In the fast-paced world of business there are arguably few things that are more important than making sure that compatibility exists between two parties that are interested in partnering with one another. People and businesses have different priorities, strengths, skills and opportunities for growth. These factors must overlap in order to avoid the discord and miscommunication that can derail businesses or make negotiations turn sour. These possibilities can be avoided when either party or both parties strive to identify potential partners that have the same goals and motivations as they do.
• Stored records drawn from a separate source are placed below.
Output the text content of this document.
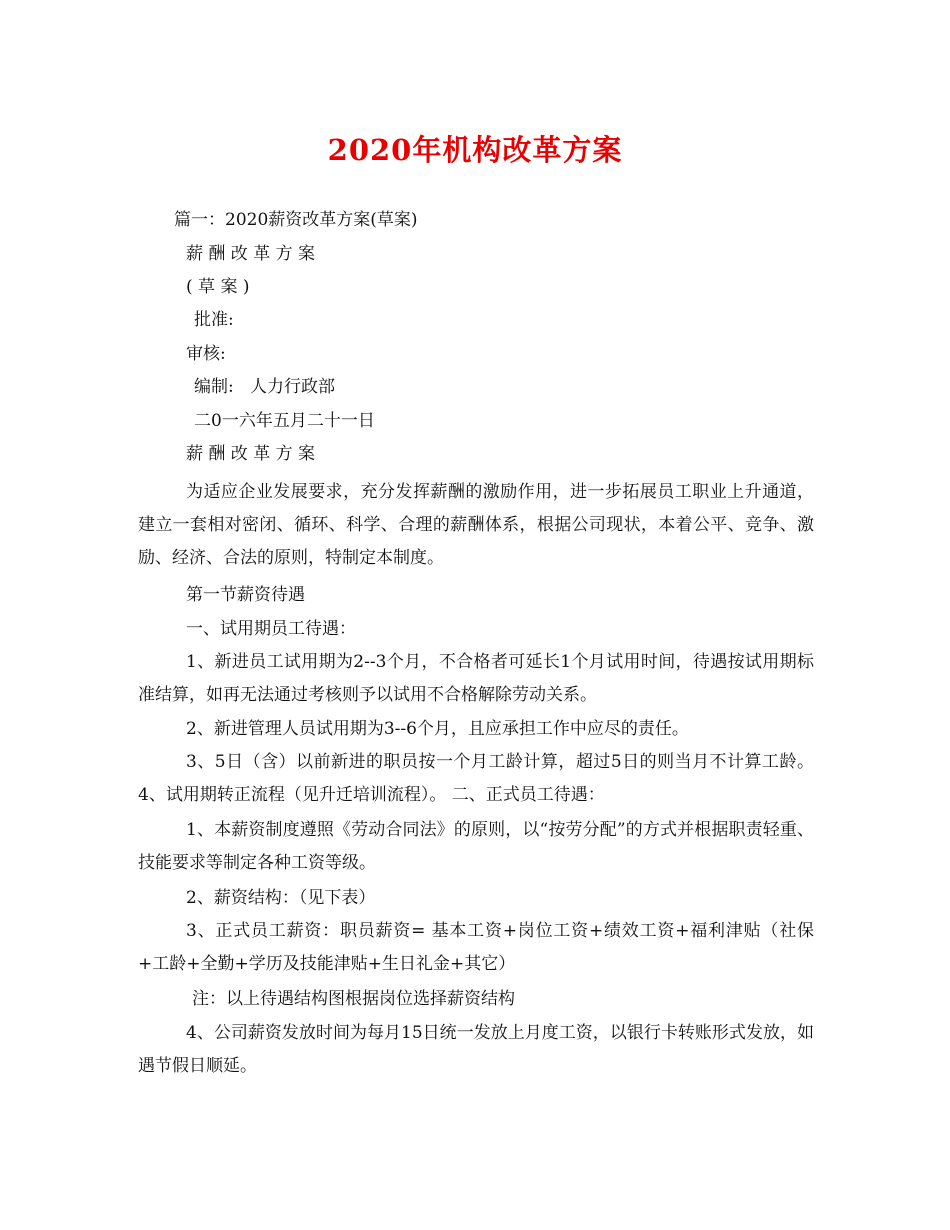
2020年机构改革方案
篇一：2020薪资改革方案(草案)
薪 酬 改 革 方 案
( 草 案 )
批准:
审核:
编制:   人力行政部
二0一六年五月二十一日
薪 酬 改 革 方 案
为适应企业发展要求，充分发挥薪酬的激励作用，进一步拓展员工职业上升通道，建立一套相对密闭、循环、科学、合理的薪酬体系，根据公司现状，本着公平、竞争、激励、经济、合法的原则，特制定本制度。
第一节薪资待遇
一、试用期员工待遇：
1、新进员工试用期为2--3个月，不合格者可延长1个月试用时间，待遇按试用期标准结算，如再无法通过考核则予以试用不合格解除劳动关系。
2、新进管理人员试用期为3--6个月，且应承担工作中应尽的责任。
3、5日（含）以前新进的职员按一个月工龄计算，超过5日的则当月不计算工龄。 4、试用期转正流程（见升迁培训流程）。 二、正式员工待遇：
1、本薪资制度遵照《劳动合同法》的原则，以“按劳分配”的方式并根据职责轻重、技能要求等制定各种工资等级。
2、薪资结构：（见下表）
3、正式员工薪资：职员薪资= 基本工资+岗位工资+绩效工资+福利津贴（社保+工龄+全勤+学历及技能津贴+生日礼金+其它）
注：以上待遇结构图根据岗位选择薪资结构
4、公司薪资发放时间为每月15日统一发放上月度工资，以银行卡转账形式发放，如遇节假日顺延。
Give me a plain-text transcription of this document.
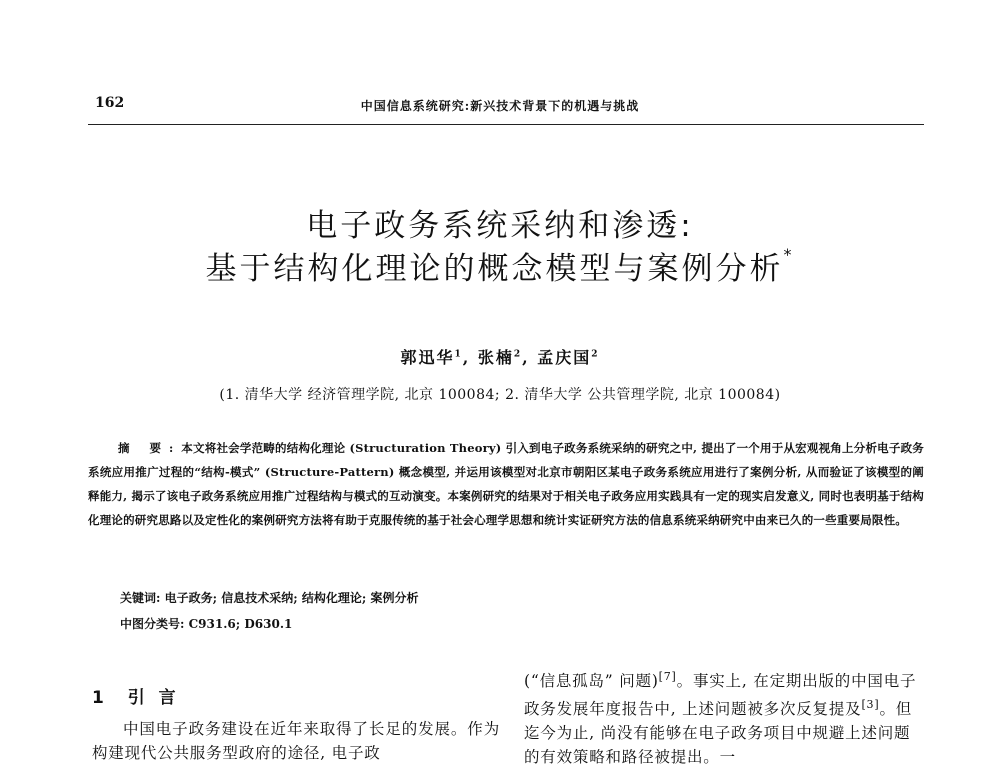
162	中国信息系统研究:新兴技术背景下的机遇与挑战
电子政务系统采纳和渗透:
基于结构化理论的概念模型与案例分析*
郭迅华$^1$, 张楠$^2$, 孟庆国$^2$
(1. 清华大学 经济管理学院, 北京 100084; 2. 清华大学 公共管理学院, 北京 100084)
摘 要:本文将社会学范畴的结构化理论 (Structuration Theory) 引入到电子政务系统采纳的研究之中, 提出了一个用于从宏观视角上分析电子政务系统应用推广过程的“结构-模式” (Structure-Pattern) 概念模型, 并运用该模型对北京市朝阳区某电子政务系统应用进行了案例分析, 从而验证了该模型的阐释能力, 揭示了该电子政务系统应用推广过程结构与模式的互动演变。本案例研究的结果对于相关电子政务应用实践具有一定的现实启发意义, 同时也表明基于结构化理论的研究思路以及定性化的案例研究方法将有助于克服传统的基于社会心理学思想和统计实证研究方法的信息系统采纳研究中由来已久的一些重要局限性。
关键词: 电子政务; 信息技术采纳; 结构化理论; 案例分析
中图分类号: C931.6; D630.1
1 引 言
中国电子政务建设在近年来取得了长足的发展。作为构建现代公共服务型政府的途径, 电子政
(“信息孤岛” 问题)[7]。事实上, 在定期出版的中国电子政务发展年度报告中, 上述问题被多次反复提及[3]。但迄今为止, 尚没有能够在电子政务项目中规避上述问题的有效策略和路径被提出。一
In the world of capital raising this is particularly important. When an entrepreneur or business leader decides to seek out more capital to either launch a business idea or expand an existing business it is vital that they are able to communicate their vision and objectives to potential investors. Perhaps a more specific way to discuss the issue of compatibility in the business world is in terms of expectations. Ultimately an investor and the leadership of a company must have the same expectations if the partnership that they are seeking to establish with one another is going to be successful. The roadblocks or difficulties can come when an investor’s expectations are wildly different from the expectations of the company that is looking to raise investment. Consider the example of the political magazine The New Republic. The legacy media publication gained an investor from the technology world who likely expected the publication to behave similarly to a technology startup where business models tend to change quickly. The employees of the magazine might have expected the investor to behave more like a benefactor that subsidized the important work they were doing, an arrangement that is in place at other prestigious magazines. Ultimately the investor ended up parting ways with the publication but not before the majority of the magazine’s staff quit in unison in response to an unresolved conflict. This outcome might have been avoided if both the organization and the investor had established their expectations before entering into a partnership together.
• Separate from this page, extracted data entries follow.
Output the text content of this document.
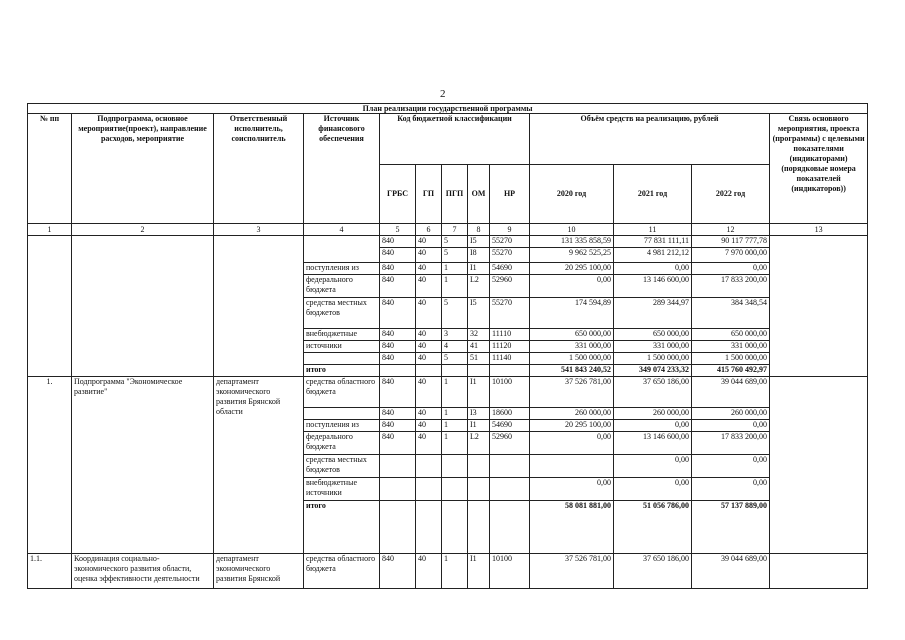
2
План реализации государственной программы												
№ пп	Подпрограмма, основное мероприятие(проект), направление расходов, мероприятие	Ответственный исполнитель, соисполнитель	Источник финансового обеспечения	Код бюджетной классификации					Объём средств на реализацию, рублей			Связь основного мероприятия, проекта (программы) с целевыми показателями (индикаторами) (порядковые номера показателей (индикаторов))
				ГРБС	ГП	ПГП	ОМ	НР	2020 год	2021 год	2022 год	
1	2	3	4	5	6	7	8	9	10	11	12	13
				840	40	5	I5	55270	131 335 858,59	77 831 111,11	90 117 777,78	
				840	40	5	I8	55270	9 962 525,25	4 981 212,12	7 970 000,00	
			поступления из	840	40	1	I1	54690	20 295 100,00	0,00	0,00	
			федерального бюджета	840	40	1	L2	52960	0,00	13 146 600,00	17 833 200,00	
			средства местных бюджетов	840	40	5	I5	55270	174 594,89	289 344,97	384 348,54	
			внебюджетные	840	40	3	32	11110	650 000,00	650 000,00	650 000,00	
			источники	840	40	4	41	11120	331 000,00	331 000,00	331 000,00	
				840	40	5	51	11140	1 500 000,00	1 500 000,00	1 500 000,00	
			итого						541 843 240,52	349 074 233,32	415 760 492,97	
1.	Подпрограмма "Экономическое развитие"	департамент экономического развития Брянской области	средства областного бюджета	840	40	1	I1	10100	37 526 781,00	37 650 186,00	39 044 689,00	
				840	40	1	I3	18600	260 000,00	260 000,00	260 000,00	
			поступления из	840	40	1	I1	54690	20 295 100,00	0,00	0,00	
			федерального бюджета	840	40	1	L2	52960	0,00	13 146 600,00	17 833 200,00	
			средства местных бюджетов							0,00	0,00	
			внебюджетные источники						0,00	0,00	0,00	
			итого						58 081 881,00	51 056 786,00	57 137 889,00	
1.1.	Координация социально-экономического развития области, оценка эффективности деятельности	департамент экономического развития Брянской	средства областного бюджета	840	40	1	I1	10100	37 526 781,00	37 650 186,00	39 044 689,00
Investment banking firm Madison Street Capital uses its acumen as a financial advisor to ensure that companies that are interested in raising capital are well-matched with the organizations that are looking to provide it. Ensuring that both parties have similar expectations about what they will bring to the table in a partnership is part of what Madison Street Capital does best. The Madison Street Capital reputation for building strong business partnerships is unmatched. Recently the company put its skills to use negotiating a partnership between ARES Security Corporation and Corbel Structured Equity Partners.